Mit kaltem Stahl ins Leben
Nachsuche – Schweißhundführer Jens Barkmann bringt einen kranken Hirsch mit zwei Schüssen zur Strecke. Am erlegten Stück demonstriert er für die DJZ anschließend das fachgerechte Abfangen mit dem Messer. Peter Diekmann

Abfangen von Wild
Fotos: Peter Diekmann
Es ist Ende Oktober. Die Damwildbrunft im südlichen Mecklenburg-Vorpommern ist in vollem Gange. Doch nicht nur am Brunftplatz, auch auf Nachsuchen kommt jetzt der eine oder andere Hirsch zur Strecke. Um 10 Uhr morgens klingelt das Telefon von Förster Jens Barkmann. Ein laufkranker Hirsch wurde im Revier „Drewin“ an der Bundesstraße 96 gesichtet. Wenig später geht er mit einem Nachsuchenrepetierer im Voranschlag durch den Altholzbestand. Nach fünf Minuten wird der Hirsch plötzlich hoch, flüchtet in dichten Traubenkirschenanflug. Auf krankes Wild zählt jeder Schuss. Jens Barkmann schießt sofort, trifft die Keule. Der Hirsch bricht zusammen (Foto oben), kommt aber wieder hoch und flüchtet weiter. Keine Chance für einen zweiten Schuss. Der Förster folgt dem Hirsch durch dichte Vegetation. Dahinter eine offene Fläche mit hohem Binsengras. Die Schaufeln des Hirsches sind darin zu erkennen: Er hat sich wieder niedergetan. Dunstwolken steigen in die Höhe. Der Nachsuchenführer umkreist das Stück, findet eine günstige Position und schießt aufs Blatt. Langsam sinkt der Laufkranke zur Seite. Das Leiden ist beendet. Eine etwa drei Wochen alte Schussverletzung hat dem gut veranlagten Knieper vermutlich große Schmerzen bereitet. Beim ersten Schuss muss der Hirsch hochflüchtig gewesen sein. Die Kugel durchschlug knapp unterhalb des Wildkörpers den Vorderlauf. Dabei muss sich der linke Hinterlauf genau dahinter befunden haben: Die Kugel hat auch die Schalen des Hinterlaufes durchschlagen. Sie hängen nur noch an Fetzen. Ein unverantwortlicher Schuss auf einen Hirsch, der keinerlei Abschusskriterien erfüllte. Die kalte Waffe kam bei dieser Nachsuche nicht zum Einsatz. Aber eine ideale Möglichkeit zu demonstrieren, wie man sie richtig benutzt.

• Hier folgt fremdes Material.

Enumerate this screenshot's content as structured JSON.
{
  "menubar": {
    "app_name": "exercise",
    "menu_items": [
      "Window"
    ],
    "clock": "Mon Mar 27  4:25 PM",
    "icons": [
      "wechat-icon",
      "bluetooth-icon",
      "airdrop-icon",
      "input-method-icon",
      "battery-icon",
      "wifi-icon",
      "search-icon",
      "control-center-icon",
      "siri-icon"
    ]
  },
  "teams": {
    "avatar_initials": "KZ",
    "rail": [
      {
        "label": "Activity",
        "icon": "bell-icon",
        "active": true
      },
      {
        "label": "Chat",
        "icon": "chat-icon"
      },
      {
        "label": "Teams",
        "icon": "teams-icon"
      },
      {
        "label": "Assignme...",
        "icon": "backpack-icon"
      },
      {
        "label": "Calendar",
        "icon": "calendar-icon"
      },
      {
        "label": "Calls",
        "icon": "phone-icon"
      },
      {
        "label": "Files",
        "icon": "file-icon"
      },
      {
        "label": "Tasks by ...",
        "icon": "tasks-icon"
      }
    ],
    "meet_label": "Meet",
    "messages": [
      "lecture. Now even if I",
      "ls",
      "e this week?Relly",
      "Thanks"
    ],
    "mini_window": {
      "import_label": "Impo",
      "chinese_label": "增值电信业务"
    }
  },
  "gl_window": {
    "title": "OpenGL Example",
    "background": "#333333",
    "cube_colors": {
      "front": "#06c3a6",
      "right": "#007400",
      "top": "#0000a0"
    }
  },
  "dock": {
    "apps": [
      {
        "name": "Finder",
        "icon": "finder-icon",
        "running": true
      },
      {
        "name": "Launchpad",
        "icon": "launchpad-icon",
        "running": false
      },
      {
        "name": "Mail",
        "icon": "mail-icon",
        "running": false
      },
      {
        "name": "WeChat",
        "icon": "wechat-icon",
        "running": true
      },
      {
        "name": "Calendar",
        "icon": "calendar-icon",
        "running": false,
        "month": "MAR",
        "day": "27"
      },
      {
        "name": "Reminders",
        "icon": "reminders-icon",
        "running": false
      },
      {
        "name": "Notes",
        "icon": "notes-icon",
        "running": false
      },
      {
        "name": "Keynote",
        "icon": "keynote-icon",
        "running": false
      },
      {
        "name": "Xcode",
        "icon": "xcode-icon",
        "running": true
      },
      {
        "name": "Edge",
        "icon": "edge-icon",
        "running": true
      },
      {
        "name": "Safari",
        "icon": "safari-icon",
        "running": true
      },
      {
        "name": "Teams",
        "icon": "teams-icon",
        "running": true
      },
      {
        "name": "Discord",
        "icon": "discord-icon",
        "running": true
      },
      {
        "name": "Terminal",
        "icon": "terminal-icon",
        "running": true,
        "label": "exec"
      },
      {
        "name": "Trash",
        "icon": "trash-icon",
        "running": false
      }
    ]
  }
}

Jens Barkmann fing den Hirsch also post mortem ab:
Alte Schussverletzung: In hoher
Flucht beschossen, zerstörte die
Kugel erst den linken Vorderlauf . . .
. . . und trennte dann die Schalen
des linken Hinterlaufs ab, der sich
hinter dem Vorderlauf befand
Grundsätzlich gilt, dass bei Nachsuchen der Schuss dem Abfangen mit der kalten Waffe vorgezogen wird. Er kann auf weite Entfernungen angetragen werden, und die Anspannung des Wildes ist deutlich geringer als beim Abfangen, wo das Wild die Gefahr im Blick hat. Doch gibt es Situationen, in denen der Einsatz von Feuerwaffen zu riskant ist. Immer dann, wenn Hunde und Menschen nah am Stück oder im Hintergrund stehen oder wenn kein Kugelfang vorhanden ist, muss das Wild mit der kalten Waffe abgefangen werden. Dabei ist die Wehrhaftigkeit des Wildes zu beachten. Bei einem Keiler kann es lebensgefährlich sein! Schutzkleidung und Schnelligkeit können das Risiko minimieren, aber nicht ausschließen. Auch Hirsche können mit ihrem Geweih und ihrer Kraft ernsthafte Verletzungen hervorrufen. Zudem ist auch die Kraft schwächerer Stücke nicht zu unterschätzen. Unter Adrenalineinfluss können vermeintlich todkranke Stücke noch enorme Kräfte entwickeln. Die alte Methode des Abnickens am Hinterhaupt ist unsicher, da sehr viel Übung dazu gehört. Das Abfangen ist hingegen eine sichere Methode, Wild von seinem Leid zu erlösen. Mit dem Stich in die Lunge öffnet sich der Brustkorb, und der Unterdruck fällt ab. Dadurch bricht die Atmung zusammen, und das Stück verendet umgehend.
Der Blick ins Innere zeigt es: Bei kräftigem Wild wird eine lange Klinge benötigt. Aber auch für schwächeres Wild hat das ideale Abfangmesser folgende Merkmale: 18 bis 20 Zentimeter lange, breite, spitze und beidseitig scharfe Klinge, kräftiges Parierstück und rutschsichere Griffoberfläche.